Она встала, выпила подряд пять чашек крепкого чаю без сахара – пустым-то чаем скорее зальешь жар внутри, потом приподняла занавеску на окне и опять посмотрела в огород. Лежит сено, целый день лежит, а ей уж не прибрать сегодня – отпали руки и ноги…

– Нет, не могу, – сказала она и снова повалилась на пол, на этот раз на ватник, услужливо разостланный мужем. – За вином-то сходил – нет? – спросила она немного погодя.

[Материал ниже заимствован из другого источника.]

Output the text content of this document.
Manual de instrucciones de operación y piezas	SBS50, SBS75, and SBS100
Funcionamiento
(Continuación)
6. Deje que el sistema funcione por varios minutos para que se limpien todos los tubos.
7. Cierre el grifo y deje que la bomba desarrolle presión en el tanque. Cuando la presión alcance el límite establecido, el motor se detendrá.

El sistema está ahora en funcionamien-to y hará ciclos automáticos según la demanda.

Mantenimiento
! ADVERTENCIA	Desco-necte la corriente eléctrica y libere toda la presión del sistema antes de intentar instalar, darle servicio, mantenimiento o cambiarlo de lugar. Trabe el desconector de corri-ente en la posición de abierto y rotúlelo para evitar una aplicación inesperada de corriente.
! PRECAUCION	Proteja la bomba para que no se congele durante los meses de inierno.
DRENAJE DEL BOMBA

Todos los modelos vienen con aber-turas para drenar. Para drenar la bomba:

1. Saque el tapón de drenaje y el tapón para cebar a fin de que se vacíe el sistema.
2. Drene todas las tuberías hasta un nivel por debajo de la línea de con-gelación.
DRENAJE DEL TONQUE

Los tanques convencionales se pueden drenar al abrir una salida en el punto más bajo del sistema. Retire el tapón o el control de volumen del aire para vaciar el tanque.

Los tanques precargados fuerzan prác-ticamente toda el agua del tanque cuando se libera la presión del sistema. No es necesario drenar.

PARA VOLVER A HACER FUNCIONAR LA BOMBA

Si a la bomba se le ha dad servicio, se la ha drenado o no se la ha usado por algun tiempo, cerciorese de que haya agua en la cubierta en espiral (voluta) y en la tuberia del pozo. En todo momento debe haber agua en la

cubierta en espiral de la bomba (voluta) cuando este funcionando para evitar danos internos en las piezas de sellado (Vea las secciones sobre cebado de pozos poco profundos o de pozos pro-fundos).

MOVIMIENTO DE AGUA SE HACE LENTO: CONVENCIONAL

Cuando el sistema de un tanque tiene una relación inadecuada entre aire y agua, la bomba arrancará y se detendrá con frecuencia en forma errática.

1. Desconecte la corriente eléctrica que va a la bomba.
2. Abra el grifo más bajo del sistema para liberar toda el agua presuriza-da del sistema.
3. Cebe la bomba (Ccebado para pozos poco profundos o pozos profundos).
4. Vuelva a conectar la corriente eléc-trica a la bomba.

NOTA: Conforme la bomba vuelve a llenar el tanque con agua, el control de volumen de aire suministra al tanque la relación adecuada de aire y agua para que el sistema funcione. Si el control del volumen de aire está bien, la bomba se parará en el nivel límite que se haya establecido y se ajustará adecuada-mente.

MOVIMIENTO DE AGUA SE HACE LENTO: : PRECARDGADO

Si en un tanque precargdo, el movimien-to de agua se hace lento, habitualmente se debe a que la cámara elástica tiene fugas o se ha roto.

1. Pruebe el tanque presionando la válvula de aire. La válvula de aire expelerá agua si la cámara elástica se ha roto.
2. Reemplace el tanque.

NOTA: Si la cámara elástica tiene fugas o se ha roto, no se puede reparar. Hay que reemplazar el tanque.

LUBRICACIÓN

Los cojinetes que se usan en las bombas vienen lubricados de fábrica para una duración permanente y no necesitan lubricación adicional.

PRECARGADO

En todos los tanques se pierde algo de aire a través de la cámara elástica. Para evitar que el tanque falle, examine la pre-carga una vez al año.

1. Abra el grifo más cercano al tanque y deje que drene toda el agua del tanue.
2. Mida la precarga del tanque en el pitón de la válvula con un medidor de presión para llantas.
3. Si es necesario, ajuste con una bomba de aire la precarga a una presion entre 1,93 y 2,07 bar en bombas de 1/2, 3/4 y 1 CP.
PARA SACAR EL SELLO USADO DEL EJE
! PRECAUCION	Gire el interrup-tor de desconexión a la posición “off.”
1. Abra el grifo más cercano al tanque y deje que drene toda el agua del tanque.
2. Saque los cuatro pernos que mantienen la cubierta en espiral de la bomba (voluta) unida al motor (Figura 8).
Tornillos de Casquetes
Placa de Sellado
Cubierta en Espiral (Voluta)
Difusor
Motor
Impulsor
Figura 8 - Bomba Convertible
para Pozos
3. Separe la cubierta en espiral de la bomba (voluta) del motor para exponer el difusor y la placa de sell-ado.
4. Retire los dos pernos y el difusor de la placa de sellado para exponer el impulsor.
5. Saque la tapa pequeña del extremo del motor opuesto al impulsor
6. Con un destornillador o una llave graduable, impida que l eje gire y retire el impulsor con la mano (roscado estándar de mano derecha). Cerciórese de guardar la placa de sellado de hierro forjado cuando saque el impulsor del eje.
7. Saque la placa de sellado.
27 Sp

– Сходил. Взял две бутылки.

– Ну, то ладно, ладно, мужик, – уже другим голосом заговорила Пелагея. – Надо вино-то. Может, кто зайдет сегодня. Много ноне вина-то закупают?

– Закупают. Не все еще уехали к дальним сенам. Петр Иванович много брал. И белого и красного.

– Как уж не много, – вздохнула Пелагея. – Большие гости будут. Антонида, говорят, приехала, ученье кончила. Не видал?

– Нет.

– Приехала – поминал даве начальник орса. Из района, говорит, на катере вместе с военным ехала, с офицером, – вроде как на природу поинтересоваться захотела. А какая природа? Жениха ловит, взамуж выскочить поскорее хочет. – Пелагея помолчала. – А тебе уж ничего не говорил? Не звал на чашку чая?

Павел пожал плечами.

– Вишь вот, вишь вот, как время-то бежит. Бывало, какое угощенье у Петра Ивановича обходилось без нас? А теперь Павел да Пелагея не в силе – не нужны.

– Ладно, – сказал Павел, – у нас у сестры праздник. Была даже – звала.

– Нет уж, не гостья я ноне, – строго поджала губы Пелагея. – Рук-ног не чую – какие мне гости?

– Да ведь обида ей будет. День андела у человека… – несмело напомнил Павел.

– А уж как знает. Не подыхать же мне из-за ейного андела.

Как раз в эту минуту на крыльце зашаркали шаги, и – легка же на помине! – в избу вошла Анисья.

Анисья была на пять лет старше своего брата, но здоровьем крепкая, чернобровая, зубы белые, как репа, и все целехоньхи – не скажешь, что ей за пятьдесят.

Замуж Анисья выходила три раза. Первого мужа, от которого у нее был ребенок, умерший еще до года, убили на войне. Со вторым мужем ей пришлось расстаться в сорок шестом году, когда она попала в заключение (сноп жита унесла с поля). А третий муж – из вербованных, приехавший на лесозаготовки с Рязанщины (она его больше всех любила) – пропил у нее все до нитки, избил на прощанье и укатил к законной жене. После этого она уж больше семейного счастья не пытала. Жила вольно, мужиков от себя не отпихивала – но и близко к сердцу не подпускала.